AAA motivazioni cercasi

Castellini Barbara

C'è una parola che nel calcio fa spesso la differenza. Non è "gol", "fuoriclasse" o "Coppa", ma "motivazione". Il rendimento di una squadra è fortemente legato alla voglia di raggiungere un determinato obiettivo da parte dei suoi elementi. Solo così si spiega la continua metamorfosi da brutto anatroccolo a elegante cigno dell'Udinese.

La squadra è la stessa, eppure un giorno assisti a prestazioni eccellenti come quelle contro Juventus e Fiorentina e un altro vedi i bianconeri crollare sotto i colpi di un modestissimo Cesena. Qual è dunque la reale cifra tecnica dell'Udinese di Andrea Stramaccioni? È un interrogativo che ci siamo già posti nelle scorse settimane e la sensazione è che la stoffa non manchi. Magari la coperta è un po' corta e non sono state messe le toppe sui "buchi" (la cessione di Muriel su tutti), ma i valori non mancano. Spesso, invece, difettano le motivazioni.

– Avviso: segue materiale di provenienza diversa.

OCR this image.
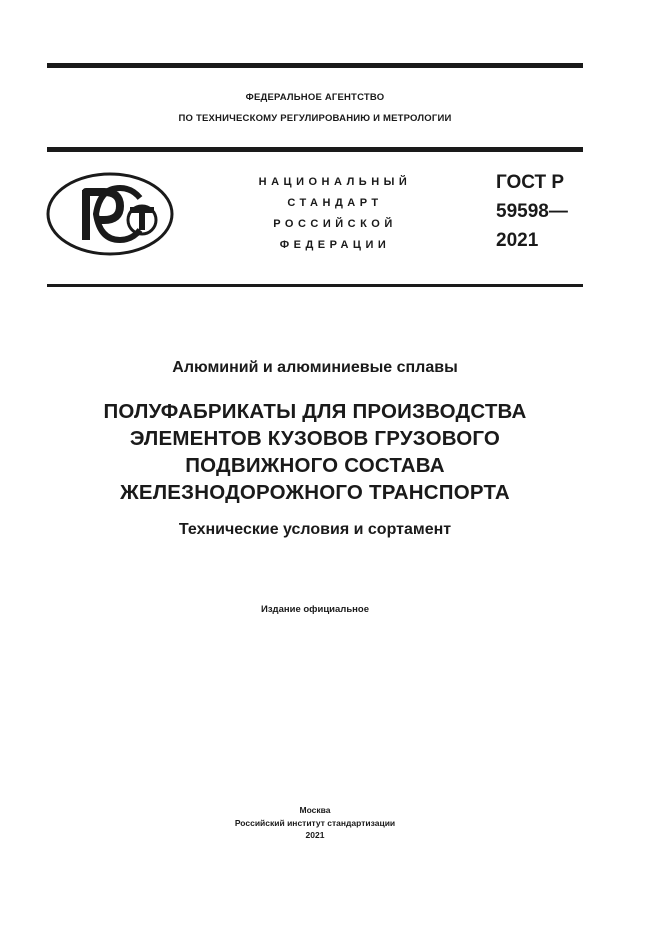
ФЕДЕРАЛЬНОЕ АГЕНТСТВО
ПО ТЕХНИЧЕСКОМУ РЕГУЛИРОВАНИЮ И МЕТРОЛОГИИ
НАЦИОНАЛЬНЫЙ
СТАНДАРТ
РОССИЙСКОЙ
ФЕДЕРАЦИИ
ГОСТ Р
59598—
2021
Алюминий и алюминиевые сплавы
ПОЛУФАБРИКАТЫ ДЛЯ ПРОИЗВОДСТВА
ЭЛЕМЕНТОВ КУЗОВОВ ГРУЗОВОГО
ПОДВИЖНОГО СОСТАВА
ЖЕЛЕЗНОДОРОЖНОГО ТРАНСПОРТА
Технические условия и сортамент
Издание официальное
Москва
Российский институт стандартизации
2021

Il bagliore dei riflettori che può offrire la sfida con la capolista conquista molto di più che espugnare il campo di una squadra che lotta per non retrocedere. È una constatazione inconfutabile. Ed è uno dei limiti non solo dell'Udinese targata Strama, ma anche di quella del passato. Eppure se non raccogli certi punti non puoi conquistare trofei nè meritare troni dorati nell'Olimpo del calcio. Solo quando l'Udinese riuscirà a superare questo importante esame di maturità potrà tornare tra le grandi, come avvenuto nel recente passato. Questione di mentalità. Come sottolineava Stramaccioni in un incontro con i giornalisti organizzato dall'Ussi, in Germania ci sono squadre come il Bayern Monaco che si allenano quotidianamente a 100 all'ora, che mantengono ritmi alti anche in amichevole, che non perdono terreno nemmeno negli incontri amatoriali. Perchè la voglia di vincere viene prima di tutto, sempre. E per quanto riguarda l'Udinese l'accento va posto su "voglia", non su "vincere": quando i giovanotti bianconeri riusciranno a interiorizzare completamente questo concetto riusciranno a fare il salto di qualità che tutti attendono con trepidazione. La motivazione prima del risultato, la squadra prima del singolo. Una semplice questione di gerarchie.